Recently, the Food Directorate and the Natural Health Products Directorate have made announcements with regards to new categorization of certain products such as caffeinated energy drinks and food-like NHP’s to foods. The reason for the shift is said to be the fact that several products currently regulated as Natural Health Products (NHPs) are packaged, perceived and consumed by the end users as foods. Consequently, these products should then be regulated by and adhere to the legislations associated with foods.

The most common question many companies and businesses are left asking is, where do their products stand in light of these recent policy changes. The guidance documents have indicated that all considered products will be placed into one of the three following categories:

  • NHPs that can be foods with no regulatory changes required
  • NHPs that require regulatory changes but do not require reformulations to be considered foods
  • NHPs that require regulatory changes and reformulation in order to comply with food regulations.

Health Canada has provided guidance in that NHPs sold as juice, drinks, water, energy drinks, protein products, bars, teas, wafers, gums, gels and/or soups are to submit a Temporary Marketing Authorization (TMA) application. The assessment and approval of a TMA will grant the applicant with a Temporary Marketing Authorization Letter (TMAL), giving access to the market for a specific time frame (2 to 5 years) in which research, collected data and reports will be submitted to Health Canada. It should be noted that TMAs and consequently TMALs will only be issued for products which contain ingredients prohibited under the Food and Drug Regulations and which require additional research such as added vitamins, minerals and novel ingredients not considered to have a history of safe use in Canada. For products that have approved ingredients, adjustments to labels seem to be the only regulatory requirement needed to be fulfilled.

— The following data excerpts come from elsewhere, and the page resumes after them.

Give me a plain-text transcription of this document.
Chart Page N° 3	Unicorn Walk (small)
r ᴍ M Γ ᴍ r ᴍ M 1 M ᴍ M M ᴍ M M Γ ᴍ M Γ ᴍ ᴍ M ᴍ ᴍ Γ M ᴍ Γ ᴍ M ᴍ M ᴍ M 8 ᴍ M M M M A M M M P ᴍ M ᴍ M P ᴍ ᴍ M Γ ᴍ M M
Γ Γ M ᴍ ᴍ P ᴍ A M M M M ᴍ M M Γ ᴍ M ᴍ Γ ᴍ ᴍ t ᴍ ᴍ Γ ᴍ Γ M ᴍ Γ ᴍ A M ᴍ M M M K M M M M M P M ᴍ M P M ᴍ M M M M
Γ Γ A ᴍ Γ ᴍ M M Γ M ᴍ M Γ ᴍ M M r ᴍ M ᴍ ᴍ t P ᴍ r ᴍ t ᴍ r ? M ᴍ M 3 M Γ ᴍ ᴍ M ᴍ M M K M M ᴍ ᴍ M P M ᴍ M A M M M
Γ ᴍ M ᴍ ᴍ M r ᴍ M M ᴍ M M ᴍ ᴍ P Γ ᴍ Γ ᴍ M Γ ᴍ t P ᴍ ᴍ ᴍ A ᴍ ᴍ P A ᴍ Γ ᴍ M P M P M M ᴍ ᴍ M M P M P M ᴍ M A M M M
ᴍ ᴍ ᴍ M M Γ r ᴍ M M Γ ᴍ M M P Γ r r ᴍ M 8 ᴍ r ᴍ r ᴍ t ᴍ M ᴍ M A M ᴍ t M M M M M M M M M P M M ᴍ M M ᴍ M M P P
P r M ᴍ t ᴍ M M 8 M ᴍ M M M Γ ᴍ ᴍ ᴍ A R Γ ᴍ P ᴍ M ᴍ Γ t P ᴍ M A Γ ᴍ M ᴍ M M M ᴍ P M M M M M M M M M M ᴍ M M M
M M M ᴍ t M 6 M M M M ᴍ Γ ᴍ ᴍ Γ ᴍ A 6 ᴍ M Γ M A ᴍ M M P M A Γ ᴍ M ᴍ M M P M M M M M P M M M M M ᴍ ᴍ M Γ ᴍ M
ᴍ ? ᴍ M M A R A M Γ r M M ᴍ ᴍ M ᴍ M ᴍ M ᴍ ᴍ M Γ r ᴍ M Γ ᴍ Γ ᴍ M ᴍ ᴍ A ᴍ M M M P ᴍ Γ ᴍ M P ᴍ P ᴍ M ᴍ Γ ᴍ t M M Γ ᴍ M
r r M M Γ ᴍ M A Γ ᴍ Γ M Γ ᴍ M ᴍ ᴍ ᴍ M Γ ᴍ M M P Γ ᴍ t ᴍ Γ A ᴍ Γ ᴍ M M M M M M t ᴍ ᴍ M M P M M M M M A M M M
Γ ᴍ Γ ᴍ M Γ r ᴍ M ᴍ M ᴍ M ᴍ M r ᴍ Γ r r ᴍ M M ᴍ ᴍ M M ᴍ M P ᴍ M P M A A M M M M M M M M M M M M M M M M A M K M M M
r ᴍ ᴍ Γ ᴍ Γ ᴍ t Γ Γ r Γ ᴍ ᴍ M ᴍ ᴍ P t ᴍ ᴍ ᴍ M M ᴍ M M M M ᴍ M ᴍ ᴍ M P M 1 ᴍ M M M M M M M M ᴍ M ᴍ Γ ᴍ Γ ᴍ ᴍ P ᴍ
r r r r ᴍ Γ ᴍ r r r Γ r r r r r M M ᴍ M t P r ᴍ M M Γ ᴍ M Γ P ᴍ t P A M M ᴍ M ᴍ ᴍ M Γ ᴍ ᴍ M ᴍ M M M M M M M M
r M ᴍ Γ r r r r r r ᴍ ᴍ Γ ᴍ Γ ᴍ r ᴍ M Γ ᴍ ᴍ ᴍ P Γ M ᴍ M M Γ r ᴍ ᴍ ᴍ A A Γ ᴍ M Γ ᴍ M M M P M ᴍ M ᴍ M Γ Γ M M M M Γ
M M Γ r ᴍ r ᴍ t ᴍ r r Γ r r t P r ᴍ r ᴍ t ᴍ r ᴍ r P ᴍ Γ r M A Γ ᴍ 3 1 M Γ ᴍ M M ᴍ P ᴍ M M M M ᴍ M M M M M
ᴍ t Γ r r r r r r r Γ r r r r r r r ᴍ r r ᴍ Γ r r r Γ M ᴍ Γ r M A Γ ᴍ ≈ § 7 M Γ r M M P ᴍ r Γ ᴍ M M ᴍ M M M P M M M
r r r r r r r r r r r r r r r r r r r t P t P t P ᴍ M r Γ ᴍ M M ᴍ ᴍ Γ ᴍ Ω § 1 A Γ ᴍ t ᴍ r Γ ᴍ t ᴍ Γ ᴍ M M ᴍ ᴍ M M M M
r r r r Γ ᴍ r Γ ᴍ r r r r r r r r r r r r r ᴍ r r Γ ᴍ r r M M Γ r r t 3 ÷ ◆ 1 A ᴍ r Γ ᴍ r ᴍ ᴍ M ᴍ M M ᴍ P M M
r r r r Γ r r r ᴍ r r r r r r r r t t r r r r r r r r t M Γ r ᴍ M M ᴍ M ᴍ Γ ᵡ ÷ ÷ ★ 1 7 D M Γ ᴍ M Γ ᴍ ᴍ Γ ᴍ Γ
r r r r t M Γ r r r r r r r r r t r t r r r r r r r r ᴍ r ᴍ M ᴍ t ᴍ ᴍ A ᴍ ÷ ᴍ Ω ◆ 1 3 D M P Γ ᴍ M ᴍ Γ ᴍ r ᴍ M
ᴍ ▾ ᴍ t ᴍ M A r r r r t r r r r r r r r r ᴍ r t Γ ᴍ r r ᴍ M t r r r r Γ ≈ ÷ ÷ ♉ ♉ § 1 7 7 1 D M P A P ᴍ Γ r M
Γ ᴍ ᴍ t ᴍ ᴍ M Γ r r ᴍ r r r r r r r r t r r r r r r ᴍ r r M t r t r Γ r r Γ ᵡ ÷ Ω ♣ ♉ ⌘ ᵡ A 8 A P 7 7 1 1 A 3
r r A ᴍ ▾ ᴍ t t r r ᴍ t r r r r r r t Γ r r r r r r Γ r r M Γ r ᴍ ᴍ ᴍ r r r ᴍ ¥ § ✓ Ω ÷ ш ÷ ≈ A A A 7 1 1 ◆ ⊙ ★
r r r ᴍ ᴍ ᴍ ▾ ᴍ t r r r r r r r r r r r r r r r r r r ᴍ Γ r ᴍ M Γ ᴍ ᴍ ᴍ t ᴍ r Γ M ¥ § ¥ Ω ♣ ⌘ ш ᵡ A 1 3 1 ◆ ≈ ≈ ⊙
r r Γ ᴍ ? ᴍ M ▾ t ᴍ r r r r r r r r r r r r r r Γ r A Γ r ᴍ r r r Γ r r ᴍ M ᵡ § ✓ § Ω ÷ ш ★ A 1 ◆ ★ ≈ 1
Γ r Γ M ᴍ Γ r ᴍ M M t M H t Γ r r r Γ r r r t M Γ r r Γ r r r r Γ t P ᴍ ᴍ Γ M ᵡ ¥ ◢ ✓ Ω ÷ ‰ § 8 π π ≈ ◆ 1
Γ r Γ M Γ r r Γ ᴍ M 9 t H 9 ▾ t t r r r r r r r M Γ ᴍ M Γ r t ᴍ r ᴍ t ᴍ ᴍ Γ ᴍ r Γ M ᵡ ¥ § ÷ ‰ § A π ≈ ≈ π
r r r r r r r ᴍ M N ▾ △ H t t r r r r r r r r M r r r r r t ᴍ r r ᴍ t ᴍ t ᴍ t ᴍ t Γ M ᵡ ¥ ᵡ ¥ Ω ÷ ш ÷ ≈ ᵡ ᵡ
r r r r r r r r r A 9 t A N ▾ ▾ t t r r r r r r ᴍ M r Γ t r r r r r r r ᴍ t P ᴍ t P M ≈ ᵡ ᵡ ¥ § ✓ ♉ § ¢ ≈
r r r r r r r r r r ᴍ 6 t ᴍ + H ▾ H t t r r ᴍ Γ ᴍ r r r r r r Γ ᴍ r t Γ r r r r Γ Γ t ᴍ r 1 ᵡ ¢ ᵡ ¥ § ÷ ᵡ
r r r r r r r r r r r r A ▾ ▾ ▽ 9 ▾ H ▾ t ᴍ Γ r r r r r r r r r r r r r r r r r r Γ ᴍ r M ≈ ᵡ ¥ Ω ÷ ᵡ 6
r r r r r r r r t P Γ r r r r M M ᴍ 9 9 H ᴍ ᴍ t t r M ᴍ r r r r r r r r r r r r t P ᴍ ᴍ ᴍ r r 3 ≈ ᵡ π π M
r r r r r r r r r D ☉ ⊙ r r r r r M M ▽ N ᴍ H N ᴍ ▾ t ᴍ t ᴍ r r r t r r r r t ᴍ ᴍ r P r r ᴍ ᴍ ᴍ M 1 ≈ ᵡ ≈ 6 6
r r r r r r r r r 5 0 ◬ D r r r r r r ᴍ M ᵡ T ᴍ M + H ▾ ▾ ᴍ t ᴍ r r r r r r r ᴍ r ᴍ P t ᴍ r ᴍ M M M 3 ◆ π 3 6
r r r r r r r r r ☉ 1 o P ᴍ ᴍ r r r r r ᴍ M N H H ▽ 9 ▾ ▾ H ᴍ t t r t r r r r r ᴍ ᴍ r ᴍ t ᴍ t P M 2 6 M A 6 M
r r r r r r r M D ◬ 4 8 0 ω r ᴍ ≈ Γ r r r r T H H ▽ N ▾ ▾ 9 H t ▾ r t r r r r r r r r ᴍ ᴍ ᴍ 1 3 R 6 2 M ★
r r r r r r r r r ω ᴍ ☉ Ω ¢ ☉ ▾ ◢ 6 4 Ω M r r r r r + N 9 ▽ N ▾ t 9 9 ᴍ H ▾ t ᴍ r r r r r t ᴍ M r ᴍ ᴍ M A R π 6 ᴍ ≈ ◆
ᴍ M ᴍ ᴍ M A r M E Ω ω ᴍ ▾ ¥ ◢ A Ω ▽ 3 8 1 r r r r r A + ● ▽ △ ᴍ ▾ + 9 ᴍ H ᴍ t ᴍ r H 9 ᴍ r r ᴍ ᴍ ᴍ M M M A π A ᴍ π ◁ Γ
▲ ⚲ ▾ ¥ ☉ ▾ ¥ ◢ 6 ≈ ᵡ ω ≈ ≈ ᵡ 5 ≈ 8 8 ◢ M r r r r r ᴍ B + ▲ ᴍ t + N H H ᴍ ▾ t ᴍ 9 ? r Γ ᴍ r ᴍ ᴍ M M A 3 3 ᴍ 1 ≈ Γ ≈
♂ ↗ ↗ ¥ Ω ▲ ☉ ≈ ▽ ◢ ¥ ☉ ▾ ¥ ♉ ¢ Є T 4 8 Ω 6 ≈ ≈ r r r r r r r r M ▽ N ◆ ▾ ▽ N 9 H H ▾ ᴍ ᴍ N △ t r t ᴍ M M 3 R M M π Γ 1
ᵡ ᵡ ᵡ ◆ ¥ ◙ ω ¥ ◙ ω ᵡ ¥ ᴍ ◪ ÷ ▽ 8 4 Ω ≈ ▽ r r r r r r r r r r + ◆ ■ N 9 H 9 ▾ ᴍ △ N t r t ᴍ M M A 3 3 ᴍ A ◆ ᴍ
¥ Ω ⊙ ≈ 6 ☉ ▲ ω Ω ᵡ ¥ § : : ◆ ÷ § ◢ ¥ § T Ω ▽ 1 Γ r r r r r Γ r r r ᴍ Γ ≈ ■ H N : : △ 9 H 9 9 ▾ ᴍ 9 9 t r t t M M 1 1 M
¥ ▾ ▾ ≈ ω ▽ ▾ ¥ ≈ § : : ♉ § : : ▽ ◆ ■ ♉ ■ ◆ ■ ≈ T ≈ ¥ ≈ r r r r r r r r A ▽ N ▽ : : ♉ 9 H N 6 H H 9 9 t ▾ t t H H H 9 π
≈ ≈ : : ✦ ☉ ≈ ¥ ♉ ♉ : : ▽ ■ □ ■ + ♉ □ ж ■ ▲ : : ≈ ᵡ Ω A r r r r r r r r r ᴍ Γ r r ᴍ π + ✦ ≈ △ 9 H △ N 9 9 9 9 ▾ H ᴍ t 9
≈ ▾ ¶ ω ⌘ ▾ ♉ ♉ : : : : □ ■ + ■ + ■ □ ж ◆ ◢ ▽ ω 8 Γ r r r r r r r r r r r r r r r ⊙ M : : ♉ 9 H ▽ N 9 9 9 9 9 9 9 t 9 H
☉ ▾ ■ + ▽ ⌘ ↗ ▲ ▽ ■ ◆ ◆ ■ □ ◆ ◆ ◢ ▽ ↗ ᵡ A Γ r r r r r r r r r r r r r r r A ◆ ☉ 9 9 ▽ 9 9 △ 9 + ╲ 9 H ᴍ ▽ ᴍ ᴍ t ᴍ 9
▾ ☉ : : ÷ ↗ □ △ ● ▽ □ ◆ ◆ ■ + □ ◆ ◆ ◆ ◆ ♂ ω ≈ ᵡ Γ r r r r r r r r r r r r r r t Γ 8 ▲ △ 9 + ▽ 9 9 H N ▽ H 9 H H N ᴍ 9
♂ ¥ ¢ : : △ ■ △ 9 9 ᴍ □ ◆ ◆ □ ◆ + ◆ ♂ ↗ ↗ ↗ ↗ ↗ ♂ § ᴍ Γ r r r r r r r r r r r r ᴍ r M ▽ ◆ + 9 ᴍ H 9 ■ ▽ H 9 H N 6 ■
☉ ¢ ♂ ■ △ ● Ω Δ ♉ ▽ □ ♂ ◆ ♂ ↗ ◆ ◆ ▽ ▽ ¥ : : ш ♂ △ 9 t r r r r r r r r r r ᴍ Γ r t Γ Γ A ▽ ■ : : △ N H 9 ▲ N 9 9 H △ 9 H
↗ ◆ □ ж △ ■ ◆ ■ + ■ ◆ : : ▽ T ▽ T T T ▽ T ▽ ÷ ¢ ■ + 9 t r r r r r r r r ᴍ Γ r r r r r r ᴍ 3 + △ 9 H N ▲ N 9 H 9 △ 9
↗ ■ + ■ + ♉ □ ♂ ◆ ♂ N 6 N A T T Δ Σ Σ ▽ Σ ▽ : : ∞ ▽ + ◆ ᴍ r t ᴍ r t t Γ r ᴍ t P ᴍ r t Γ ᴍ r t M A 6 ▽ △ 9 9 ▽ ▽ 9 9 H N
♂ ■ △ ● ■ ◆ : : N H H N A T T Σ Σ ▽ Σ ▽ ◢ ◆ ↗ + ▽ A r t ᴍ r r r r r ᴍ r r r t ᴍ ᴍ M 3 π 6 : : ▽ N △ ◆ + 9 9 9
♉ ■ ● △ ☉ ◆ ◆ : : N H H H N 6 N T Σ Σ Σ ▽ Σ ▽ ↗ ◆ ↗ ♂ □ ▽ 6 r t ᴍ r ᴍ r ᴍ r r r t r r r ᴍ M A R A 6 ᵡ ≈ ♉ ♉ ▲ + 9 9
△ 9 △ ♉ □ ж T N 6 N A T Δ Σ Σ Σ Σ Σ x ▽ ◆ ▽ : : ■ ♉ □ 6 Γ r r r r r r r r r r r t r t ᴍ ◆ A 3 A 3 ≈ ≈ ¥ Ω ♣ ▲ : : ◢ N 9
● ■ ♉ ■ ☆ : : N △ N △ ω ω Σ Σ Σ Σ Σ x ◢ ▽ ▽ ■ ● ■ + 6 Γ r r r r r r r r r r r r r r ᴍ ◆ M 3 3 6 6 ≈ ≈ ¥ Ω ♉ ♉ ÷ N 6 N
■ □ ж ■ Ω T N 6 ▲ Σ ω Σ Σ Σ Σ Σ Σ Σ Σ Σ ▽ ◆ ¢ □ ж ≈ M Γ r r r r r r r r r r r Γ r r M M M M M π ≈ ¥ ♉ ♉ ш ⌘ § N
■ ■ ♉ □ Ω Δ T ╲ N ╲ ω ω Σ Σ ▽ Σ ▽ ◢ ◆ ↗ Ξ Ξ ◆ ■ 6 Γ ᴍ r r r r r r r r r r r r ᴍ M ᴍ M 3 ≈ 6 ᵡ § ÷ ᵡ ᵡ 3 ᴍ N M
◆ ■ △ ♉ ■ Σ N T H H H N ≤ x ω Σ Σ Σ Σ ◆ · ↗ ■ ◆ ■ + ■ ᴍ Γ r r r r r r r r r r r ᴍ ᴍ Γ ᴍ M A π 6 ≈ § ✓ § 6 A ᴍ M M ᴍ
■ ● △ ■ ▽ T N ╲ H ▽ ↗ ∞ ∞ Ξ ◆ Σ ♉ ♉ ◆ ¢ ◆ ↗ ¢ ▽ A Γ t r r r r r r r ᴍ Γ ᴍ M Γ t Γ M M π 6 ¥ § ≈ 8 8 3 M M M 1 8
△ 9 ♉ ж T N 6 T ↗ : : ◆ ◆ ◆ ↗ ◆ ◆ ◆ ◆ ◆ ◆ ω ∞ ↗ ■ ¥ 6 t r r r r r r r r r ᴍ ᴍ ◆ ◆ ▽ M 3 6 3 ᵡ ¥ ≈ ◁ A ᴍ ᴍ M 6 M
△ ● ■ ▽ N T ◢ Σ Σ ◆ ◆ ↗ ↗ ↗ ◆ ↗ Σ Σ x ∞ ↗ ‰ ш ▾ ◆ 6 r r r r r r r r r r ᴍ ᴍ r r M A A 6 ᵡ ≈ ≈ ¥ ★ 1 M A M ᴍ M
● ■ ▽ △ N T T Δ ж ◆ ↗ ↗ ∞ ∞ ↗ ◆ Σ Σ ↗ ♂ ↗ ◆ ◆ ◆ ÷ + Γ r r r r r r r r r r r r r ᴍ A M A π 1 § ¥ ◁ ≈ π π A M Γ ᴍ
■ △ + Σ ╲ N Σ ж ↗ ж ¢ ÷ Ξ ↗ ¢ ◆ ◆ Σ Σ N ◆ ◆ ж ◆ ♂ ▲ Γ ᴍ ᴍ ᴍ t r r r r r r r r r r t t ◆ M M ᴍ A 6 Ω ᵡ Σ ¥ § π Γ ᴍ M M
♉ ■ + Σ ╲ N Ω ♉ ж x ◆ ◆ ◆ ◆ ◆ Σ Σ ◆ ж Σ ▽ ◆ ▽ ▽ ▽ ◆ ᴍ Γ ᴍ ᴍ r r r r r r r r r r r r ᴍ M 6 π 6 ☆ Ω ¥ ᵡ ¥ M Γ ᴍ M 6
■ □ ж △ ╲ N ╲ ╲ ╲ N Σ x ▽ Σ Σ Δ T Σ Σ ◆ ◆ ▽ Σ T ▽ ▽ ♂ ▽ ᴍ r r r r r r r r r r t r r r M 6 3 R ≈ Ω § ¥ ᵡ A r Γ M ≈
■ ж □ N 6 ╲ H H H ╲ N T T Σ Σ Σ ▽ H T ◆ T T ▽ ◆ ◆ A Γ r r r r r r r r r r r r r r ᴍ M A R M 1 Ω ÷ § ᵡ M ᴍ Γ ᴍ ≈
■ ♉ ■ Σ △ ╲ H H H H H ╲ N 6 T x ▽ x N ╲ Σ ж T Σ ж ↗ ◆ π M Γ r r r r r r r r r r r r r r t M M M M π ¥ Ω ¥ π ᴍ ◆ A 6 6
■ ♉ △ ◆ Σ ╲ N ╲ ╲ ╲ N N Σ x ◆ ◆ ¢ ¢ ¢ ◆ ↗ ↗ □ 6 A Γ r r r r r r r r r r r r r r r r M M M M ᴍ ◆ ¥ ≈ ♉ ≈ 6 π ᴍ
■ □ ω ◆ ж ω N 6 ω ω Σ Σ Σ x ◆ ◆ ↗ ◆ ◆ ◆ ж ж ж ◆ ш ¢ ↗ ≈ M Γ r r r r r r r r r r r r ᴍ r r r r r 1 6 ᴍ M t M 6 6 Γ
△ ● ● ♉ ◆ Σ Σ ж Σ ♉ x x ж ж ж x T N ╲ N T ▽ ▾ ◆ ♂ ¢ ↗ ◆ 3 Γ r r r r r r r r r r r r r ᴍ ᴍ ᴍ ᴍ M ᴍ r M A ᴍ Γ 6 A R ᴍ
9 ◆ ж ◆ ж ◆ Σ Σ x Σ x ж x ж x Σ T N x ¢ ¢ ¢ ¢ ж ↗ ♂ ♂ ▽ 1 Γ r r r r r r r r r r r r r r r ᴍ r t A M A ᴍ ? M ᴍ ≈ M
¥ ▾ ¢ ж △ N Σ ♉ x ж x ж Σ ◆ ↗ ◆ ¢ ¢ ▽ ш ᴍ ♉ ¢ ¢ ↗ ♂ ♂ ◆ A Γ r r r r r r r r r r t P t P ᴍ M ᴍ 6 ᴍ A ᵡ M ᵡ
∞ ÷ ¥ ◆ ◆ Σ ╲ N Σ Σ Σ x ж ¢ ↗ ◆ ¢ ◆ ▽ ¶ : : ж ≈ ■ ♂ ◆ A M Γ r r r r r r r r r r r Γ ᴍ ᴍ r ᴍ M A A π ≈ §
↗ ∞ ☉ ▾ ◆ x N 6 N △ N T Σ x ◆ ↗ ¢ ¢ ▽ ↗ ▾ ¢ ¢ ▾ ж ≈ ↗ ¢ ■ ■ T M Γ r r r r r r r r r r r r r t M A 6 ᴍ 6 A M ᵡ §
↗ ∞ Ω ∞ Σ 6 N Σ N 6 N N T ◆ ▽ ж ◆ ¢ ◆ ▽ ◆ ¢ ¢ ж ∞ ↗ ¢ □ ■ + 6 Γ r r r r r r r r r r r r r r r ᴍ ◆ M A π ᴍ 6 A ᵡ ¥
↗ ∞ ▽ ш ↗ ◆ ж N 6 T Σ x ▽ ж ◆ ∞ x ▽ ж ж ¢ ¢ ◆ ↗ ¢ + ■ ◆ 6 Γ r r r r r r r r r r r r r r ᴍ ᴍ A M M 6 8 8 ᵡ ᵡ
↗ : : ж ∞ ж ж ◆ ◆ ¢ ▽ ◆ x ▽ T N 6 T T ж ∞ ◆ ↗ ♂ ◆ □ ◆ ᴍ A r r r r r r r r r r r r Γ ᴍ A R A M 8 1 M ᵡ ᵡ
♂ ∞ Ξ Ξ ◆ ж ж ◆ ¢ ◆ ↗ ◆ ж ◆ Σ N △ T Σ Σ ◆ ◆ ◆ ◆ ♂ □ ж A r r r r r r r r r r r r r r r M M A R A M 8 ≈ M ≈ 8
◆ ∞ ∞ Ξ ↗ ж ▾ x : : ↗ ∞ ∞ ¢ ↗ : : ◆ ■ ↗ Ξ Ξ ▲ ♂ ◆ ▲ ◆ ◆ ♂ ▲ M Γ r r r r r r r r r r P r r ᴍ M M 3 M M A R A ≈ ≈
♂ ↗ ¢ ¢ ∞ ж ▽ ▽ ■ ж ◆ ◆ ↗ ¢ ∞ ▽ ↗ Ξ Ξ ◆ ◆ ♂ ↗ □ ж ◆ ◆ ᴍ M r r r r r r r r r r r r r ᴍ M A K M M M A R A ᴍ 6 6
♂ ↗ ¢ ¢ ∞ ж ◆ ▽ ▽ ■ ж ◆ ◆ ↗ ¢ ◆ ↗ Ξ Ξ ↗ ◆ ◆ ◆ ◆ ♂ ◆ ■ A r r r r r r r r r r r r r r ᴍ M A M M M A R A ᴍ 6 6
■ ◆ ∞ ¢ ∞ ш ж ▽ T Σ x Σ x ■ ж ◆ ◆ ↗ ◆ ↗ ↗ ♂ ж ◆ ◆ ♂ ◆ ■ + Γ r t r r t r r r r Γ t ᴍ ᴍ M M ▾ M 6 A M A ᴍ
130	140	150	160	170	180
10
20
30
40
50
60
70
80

Health Canada is moving ahead with the transition process with what they believe are three guiding principles, outlined as follows: – risk-based approach to protecting health and safety – minimal disruption to the stream of commerce and – procedural fairness and transparency. Keeping this in mind, the impact of this transition and the requirement to meet criteria set out by Health Canada in order to be compliant is yet to be seen. Past regulation and policy changes have shed light to what seems to be a fairly vocal and active Natural Health Products industry. While some argue that the transition will reduce costs of production and testing in the long run, others point out that complying with the rigid and constricting Canadian food regulations is no cake walk to begin with. Does this then mean that the already limiting regulations will further constrain innovation in the sector of natural health products and foods or, will this in contrast allow for more movement? Perhaps this is to be determined once the TMALs are granted and what if any changes are brought about in long awaited update of the Food and Drug Regulations. With this transition process companies, businesses and consumers alike wonder where they stand as food-like NHPs are transitioned to foods.